I often find myself with that obnoxiously brief stretch of time between classes. You know the gap: too short to go home, but too long to just sit around doing nothing. It varies from half an hour to an hour, but it’s always there, teasing me, poking at my stomach and mind, reminding me that there are more important things I should be doing, but not enough time to do them.
After enduring enough of these breaks, I’ve realized the only way to pass the time is with the almighty quickie.
Just a text message away to an unsuspecting lover and you’ll be filling that gap in no time, so to speak. The proposal and the promise for him will be enough foreplay, and the anticipation of a passionate, brief encounter will definitely leave a girl wet and ready.
The quickie can be slightly tricky though. First, you must have someone in mind who has nothing to do, or someone who is wrapped around your little finger and would skip class just to sniff your panties. As a woman, I find tracking down my booty call is easy at any time of the day, as most men would drop everything to get laid. For boys, it’s a little tougher. All the girls I know are multitaskers, able to pay attention in lecture while simultaneously dreaming up all the naughty things they’ll do to you afterwards. You’ll have to lure us to your lairs with promises of an enticing, sexy surprise that won’t take long but will assuredly brighten our day.
Second, you must learn to skip all pleasantries that accompany sex, like the greeting, the conversation, the beers and the make-out session. When you’re on a tight schedule, you need to prioritize. If your booty call doesn’t understand this, and thinks you’re there to cuddle and coo afterward, you clearly aren’t on the same page. You tell that needy girl that, “Baby, you aren’t missing class, you’re enhancing it,” and then cut out of there as quick as you can.

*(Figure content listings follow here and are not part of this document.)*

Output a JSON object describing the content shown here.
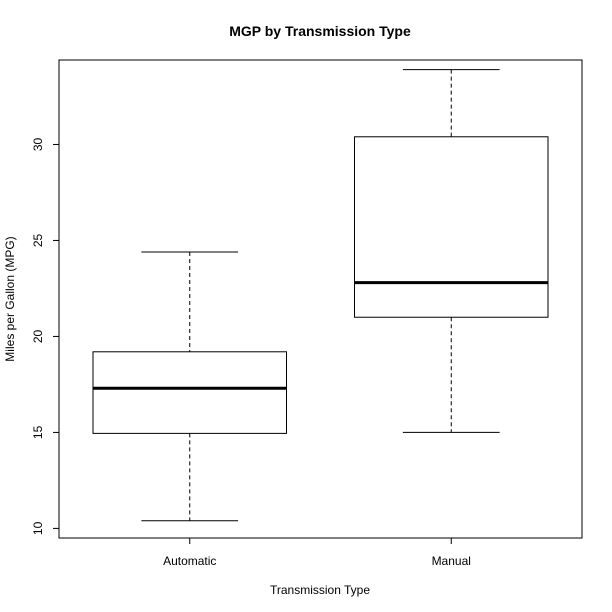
{
  "chart_data": {
    "type": "boxplot",
    "title": "MGP by Transmission Type",
    "xlabel": "Transmission Type",
    "ylabel": "Miles per Gallon (MPG)",
    "ylim": [
      9.5,
      34.4
    ],
    "yticks": [
      10,
      15,
      20,
      25,
      30
    ],
    "grid": false,
    "categories": [
      "Automatic",
      "Manual"
    ],
    "boxes": [
      {
        "category": "Automatic",
        "whisker_low": 10.4,
        "q1": 14.95,
        "median": 17.3,
        "q3": 19.2,
        "whisker_high": 24.4
      },
      {
        "category": "Manual",
        "whisker_low": 15.0,
        "q1": 21.0,
        "median": 22.8,
        "q3": 30.4,
        "whisker_high": 33.9
      }
    ]
  },
  "colors": {
    "stroke": "#000000",
    "background": "#ffffff"
  }
}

You also need somewhere convenient to go, but luckily it’s much easier to kick a roommate out of a room on a beautiful day rather than in the middle of the night when he has nowhere to go.
The benefits of the quickie are so compelling, it’s a wonder not everyone goes at it all the time.

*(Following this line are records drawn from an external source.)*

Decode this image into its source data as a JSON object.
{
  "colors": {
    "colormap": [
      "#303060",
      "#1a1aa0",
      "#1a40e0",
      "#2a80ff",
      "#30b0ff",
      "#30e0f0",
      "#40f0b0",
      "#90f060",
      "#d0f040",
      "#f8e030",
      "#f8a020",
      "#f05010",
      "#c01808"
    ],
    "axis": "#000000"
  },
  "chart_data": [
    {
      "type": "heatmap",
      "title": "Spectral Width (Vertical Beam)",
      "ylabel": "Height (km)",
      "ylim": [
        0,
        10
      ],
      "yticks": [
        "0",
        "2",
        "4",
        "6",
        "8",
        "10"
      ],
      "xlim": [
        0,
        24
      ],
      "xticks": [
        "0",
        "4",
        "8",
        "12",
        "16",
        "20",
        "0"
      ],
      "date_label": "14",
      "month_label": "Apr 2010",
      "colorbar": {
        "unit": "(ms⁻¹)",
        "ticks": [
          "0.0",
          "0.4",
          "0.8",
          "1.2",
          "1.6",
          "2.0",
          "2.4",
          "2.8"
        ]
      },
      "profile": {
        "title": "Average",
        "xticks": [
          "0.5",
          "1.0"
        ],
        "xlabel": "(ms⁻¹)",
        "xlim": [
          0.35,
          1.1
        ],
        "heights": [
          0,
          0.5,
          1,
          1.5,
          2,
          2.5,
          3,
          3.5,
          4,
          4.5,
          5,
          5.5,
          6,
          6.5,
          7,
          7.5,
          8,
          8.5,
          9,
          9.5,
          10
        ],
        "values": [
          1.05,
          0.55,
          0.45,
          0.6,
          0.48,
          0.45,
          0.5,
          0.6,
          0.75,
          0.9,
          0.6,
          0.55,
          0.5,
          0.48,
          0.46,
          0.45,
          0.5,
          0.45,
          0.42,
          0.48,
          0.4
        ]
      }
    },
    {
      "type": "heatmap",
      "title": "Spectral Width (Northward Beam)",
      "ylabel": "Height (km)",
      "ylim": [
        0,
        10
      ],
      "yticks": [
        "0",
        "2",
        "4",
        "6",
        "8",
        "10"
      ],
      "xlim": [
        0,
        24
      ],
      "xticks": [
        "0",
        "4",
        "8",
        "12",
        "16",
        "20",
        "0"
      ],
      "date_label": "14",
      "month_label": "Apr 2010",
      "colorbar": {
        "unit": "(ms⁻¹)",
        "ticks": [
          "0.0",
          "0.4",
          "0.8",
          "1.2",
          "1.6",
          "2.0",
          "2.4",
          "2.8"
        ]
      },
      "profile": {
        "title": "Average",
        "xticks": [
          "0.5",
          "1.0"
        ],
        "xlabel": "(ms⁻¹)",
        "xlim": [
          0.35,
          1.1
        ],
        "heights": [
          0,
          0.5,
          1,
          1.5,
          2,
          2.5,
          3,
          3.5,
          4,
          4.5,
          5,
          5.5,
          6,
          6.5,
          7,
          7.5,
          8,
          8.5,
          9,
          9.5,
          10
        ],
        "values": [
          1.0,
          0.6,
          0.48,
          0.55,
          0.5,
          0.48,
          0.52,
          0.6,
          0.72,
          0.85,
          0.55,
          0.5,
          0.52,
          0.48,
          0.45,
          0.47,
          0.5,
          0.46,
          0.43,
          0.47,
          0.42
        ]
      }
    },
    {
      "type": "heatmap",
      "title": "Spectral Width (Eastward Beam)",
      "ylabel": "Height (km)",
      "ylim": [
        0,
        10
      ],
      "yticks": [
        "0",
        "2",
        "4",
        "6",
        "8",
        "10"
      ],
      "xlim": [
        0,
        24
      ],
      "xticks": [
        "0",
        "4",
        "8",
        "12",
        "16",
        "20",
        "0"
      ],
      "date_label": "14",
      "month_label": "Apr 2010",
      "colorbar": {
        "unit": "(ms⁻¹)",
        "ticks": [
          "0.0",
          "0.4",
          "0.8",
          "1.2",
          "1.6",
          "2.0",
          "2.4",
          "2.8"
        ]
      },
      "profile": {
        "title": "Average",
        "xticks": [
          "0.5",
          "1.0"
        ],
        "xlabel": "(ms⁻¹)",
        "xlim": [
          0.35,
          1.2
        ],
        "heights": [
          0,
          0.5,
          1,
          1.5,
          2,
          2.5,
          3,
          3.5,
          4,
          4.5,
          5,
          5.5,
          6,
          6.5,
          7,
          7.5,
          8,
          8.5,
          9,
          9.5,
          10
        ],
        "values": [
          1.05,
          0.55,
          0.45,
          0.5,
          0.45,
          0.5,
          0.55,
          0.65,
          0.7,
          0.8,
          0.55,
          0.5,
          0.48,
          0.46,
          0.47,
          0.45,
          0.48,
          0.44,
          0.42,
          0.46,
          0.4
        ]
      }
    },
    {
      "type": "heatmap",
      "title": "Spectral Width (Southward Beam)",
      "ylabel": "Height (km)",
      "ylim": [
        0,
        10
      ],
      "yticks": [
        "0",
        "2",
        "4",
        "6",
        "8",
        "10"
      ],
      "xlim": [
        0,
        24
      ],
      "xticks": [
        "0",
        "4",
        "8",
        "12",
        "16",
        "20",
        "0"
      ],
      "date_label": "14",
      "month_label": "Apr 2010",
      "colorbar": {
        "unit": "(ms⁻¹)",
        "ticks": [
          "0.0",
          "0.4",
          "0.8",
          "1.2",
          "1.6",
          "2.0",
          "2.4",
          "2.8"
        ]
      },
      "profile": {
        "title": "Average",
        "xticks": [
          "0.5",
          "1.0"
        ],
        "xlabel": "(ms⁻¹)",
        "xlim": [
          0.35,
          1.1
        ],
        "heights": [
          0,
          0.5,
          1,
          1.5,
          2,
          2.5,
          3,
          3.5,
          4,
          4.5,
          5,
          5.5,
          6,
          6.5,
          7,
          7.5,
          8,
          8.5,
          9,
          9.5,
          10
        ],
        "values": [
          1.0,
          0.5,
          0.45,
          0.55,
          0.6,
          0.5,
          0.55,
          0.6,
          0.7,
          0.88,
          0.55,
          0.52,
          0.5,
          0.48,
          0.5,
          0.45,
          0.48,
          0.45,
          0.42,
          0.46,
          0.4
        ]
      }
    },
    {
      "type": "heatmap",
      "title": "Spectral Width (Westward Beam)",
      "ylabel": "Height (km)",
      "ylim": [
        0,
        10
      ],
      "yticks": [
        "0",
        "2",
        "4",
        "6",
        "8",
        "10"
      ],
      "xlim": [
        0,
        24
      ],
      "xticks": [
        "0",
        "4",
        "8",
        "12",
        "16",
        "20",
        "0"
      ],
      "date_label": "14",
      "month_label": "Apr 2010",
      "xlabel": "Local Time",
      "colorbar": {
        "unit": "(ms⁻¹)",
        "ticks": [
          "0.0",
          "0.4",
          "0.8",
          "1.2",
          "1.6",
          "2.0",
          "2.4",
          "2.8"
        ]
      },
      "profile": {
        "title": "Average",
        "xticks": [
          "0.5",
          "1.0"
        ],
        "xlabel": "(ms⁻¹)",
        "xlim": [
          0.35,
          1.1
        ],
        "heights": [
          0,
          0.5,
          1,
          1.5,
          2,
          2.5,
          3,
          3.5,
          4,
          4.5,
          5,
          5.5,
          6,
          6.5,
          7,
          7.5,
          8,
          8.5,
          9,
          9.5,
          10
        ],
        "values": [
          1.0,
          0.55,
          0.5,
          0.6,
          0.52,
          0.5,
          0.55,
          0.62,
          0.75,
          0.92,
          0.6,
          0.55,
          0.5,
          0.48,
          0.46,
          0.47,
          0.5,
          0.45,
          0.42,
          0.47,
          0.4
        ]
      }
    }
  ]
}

Let’s take the recent weather into account. Whether it’s a slightly rainy day or a beautiful sunny afternoon, the weather is perfect for time-conscious lovemaking. The raindrops will seem more bearable, and the sun will be even more dazzling. Bottom line: Sex makes it all better.
Is your lecture extremely boring, and the only reason you go is because your professor takes roll or gives obnoxious pop quizzes? Be prepared to be 100 percent less annoyed. Not only did you make it to class for one of those silly quizzes, but you’re even glad to take it, with your mind still reeling from that simultaneous climax and the slight stickiness on your neck from her mouth and tongue. Fuck yes; you’ll take that quiz – right after you smell your fingers.
When you finally arrive home after class, you’ll feel a sense of accomplishment. Normally, in answer to your roommate’s questioning, your day would have been “okay”: just the basic class time wasting, wondering what will be on TV when you get home. When you add sex to the regular mix, no day will ever be “okay.” Your days will now be awesome. Everyone will be jealous that you get to have sex whenever you want, and they’ll be even more jealous that you aren’t allowing it to ruin your academic career at UCSB. You’re like the Super Gaucho: You aren’t failing your classes and you get laid whenever you snap your fingers. With a day like that, how could it ever be “okay” again?
Trust me, you’ll find it easier to concentrate after a quickie, and, alternately, you’ll have something tangible and fascinating to daydream about in your lecture when you don’t feel like concentrating. Later on, you can call your lady and say “Hey, that was fun. What are you doing later tonight?” Because we all know that the only thing better than a quickie is having sex multiple times per day.
After her last quickie, Daily Nexus columnist Nina Love Anthony accidentally moaned aloud in class when her professor probed her for a response.